Articular cartilage is a layer of load-bearing hydrated soft tissue with low friction, covering the joint surfaces of both ends of long bones. Its mechanical properties and morphology are maintained by the metabolism of chondrocytes [1, 2]. Normal articular cartilage can bear many millions of cycles of high force loading , but with exercise of increasing energy and force, the problem of aging becomes increasingly serious. Approximately 65% of the total population had suffered injury to their articular cartilage . Because of the lack of blood vessels, nerves, and lymphatic tissue, cartilage cannot easily repair itself after injury. In recent years, tissue engineering techniques to repair articular cartilage defects have attracted much attention [4, 5]. This technology is expected to be the most effective method to cure the cartilage defect. Until now, using tissue engineering techniques for repairing cartilage defects result in a clinical therapeutic success rate of approximately 50%, having a good short-term effect but uncertain long-term results due to the occurrence of the graft degeneration, degenerescence, joint cracking, hardening, or even the induction of the degeneration of the host cartilage [2, 6, 7]. The main reason is that the mechanical properties of tissue-engineered cartilage are not comparable to those of natural cartilage, and implants will alter the mechanical environment of the solid matrix and chondrocytes within the zone of the repair. Chondrocytes respond to stress stimuli by changing shape. Deviations from physiological load affect the gene expression, metabolism, and also the possible induction of apoptosis of chondrocytes [2, 8]. Experimental results of single chondrocytes in vitro indicate that cyclic loading affects chondrocyte biosynthesis more significantly than that of static loading . Studies have shown that the specific frequency of cyclic loading can increase the aggrecan synthesis in cartilage explants . Thus, following clinical tissue-engineered cartilage repair, patients are advised to gradually exercise during hospitalization and after discharge . Appropriate rehabilitation exercises may alleviate pain and improve the metabolism of articular chondrocytes.
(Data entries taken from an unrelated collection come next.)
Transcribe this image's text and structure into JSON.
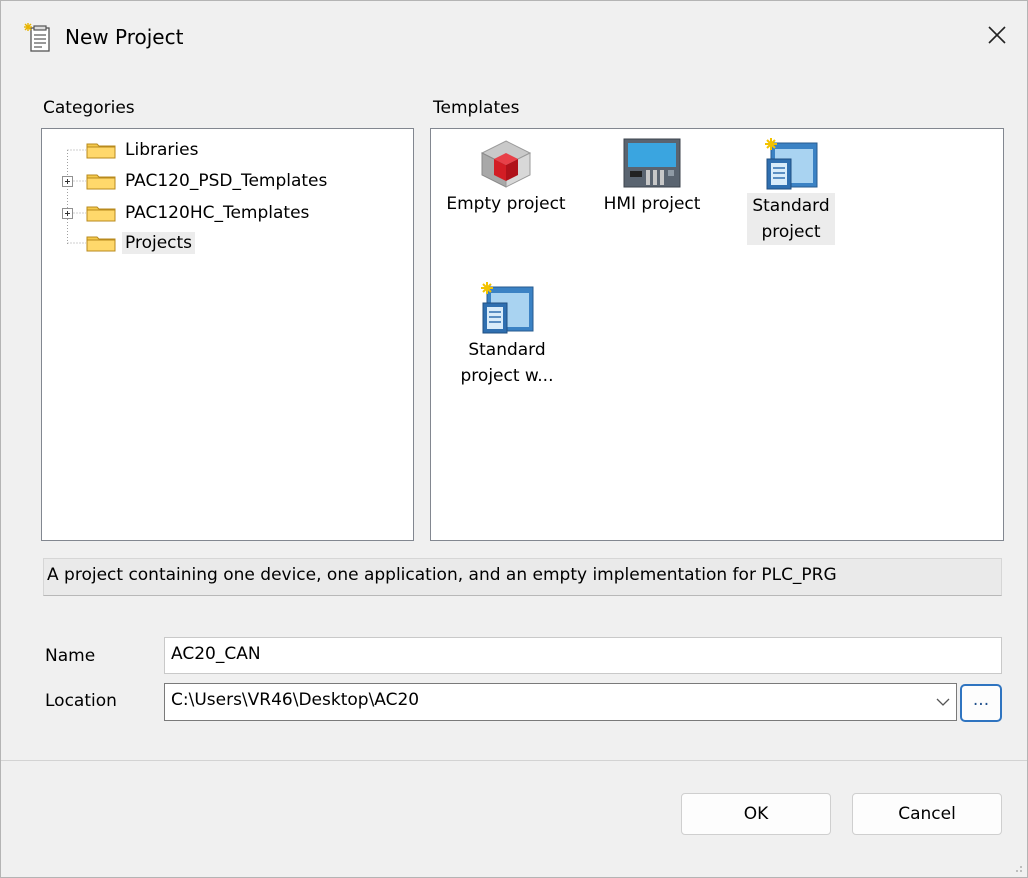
{
  "window": {
    "title": "New Project",
    "close_glyph": "✕"
  },
  "categories": {
    "label": "Categories",
    "items": [
      {
        "label": "Libraries",
        "expandable": false,
        "selected": false
      },
      {
        "label": "PAC120_PSD_Templates",
        "expandable": true,
        "selected": false
      },
      {
        "label": "PAC120HC_Templates",
        "expandable": true,
        "selected": false
      },
      {
        "label": "Projects",
        "expandable": false,
        "selected": true
      }
    ]
  },
  "templates": {
    "label": "Templates",
    "items": [
      {
        "label": "Empty project",
        "icon": "cube-icon",
        "selected": false
      },
      {
        "label": "HMI project",
        "icon": "hmi-panel-icon",
        "selected": false
      },
      {
        "label": "Standard project",
        "icon": "standard-project-icon",
        "selected": true
      },
      {
        "label": "Standard project w...",
        "icon": "standard-project-icon",
        "selected": false
      }
    ]
  },
  "description": "A project containing one device, one application, and an empty implementation for PLC_PRG",
  "form": {
    "name_label": "Name",
    "name_value": "AC20_CAN",
    "location_label": "Location",
    "location_value": "C:\\Users\\VR46\\Desktop\\AC20",
    "browse_label": "..."
  },
  "buttons": {
    "ok": "OK",
    "cancel": "Cancel"
  },
  "colors": {
    "folder": "#f5c94c",
    "accent": "#2f74c0",
    "selection": "#ececec"
  }
}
At present, the principal method used to study the mechanical properties of chondrocytes is to perform in vitro experiments or finite element numerical simulation [11-14] and to directly measure parameters such as cell deformation, elastic modulus, or surface potential. However, the results do not really reflect the micromechanical environment of chondrocytes in vivo. Until now, it has been difficult to monitor the cell volume, stress, and strain or changes in the pressure of intracellular fluid in chondrocytes during cyclic loading . A multiscale study of the biomechanical environment of chondrocytes by finite element analysis could satisfy the requirements for evaluating these measurements. Zhou et al. used multiscale methods to study the distribution of stress and the flow field of fluid in cartilage under static loading and the role of pericellular matrix (PCM) in protecting chondrocytes from high stress damage . Tauska et al. also used multiscale methods to study the mechanical behavior of articular chondrocytes during normal and medial meniscectomy . Guilak and Haider established a multiscale linear biphasic cell-matrix interaction model of articular cartilage, with which the complex correlation between the dynamic environment of chondrocytes and their macroscopic load characteristics under confined compression cyclic load was studied . Erdemir et al. used multiscale methods to establish a high-throughput model of joints, with information transfer being established between different scales generating a simulation study of changes in the mechanical environment in cell scale under macro loading .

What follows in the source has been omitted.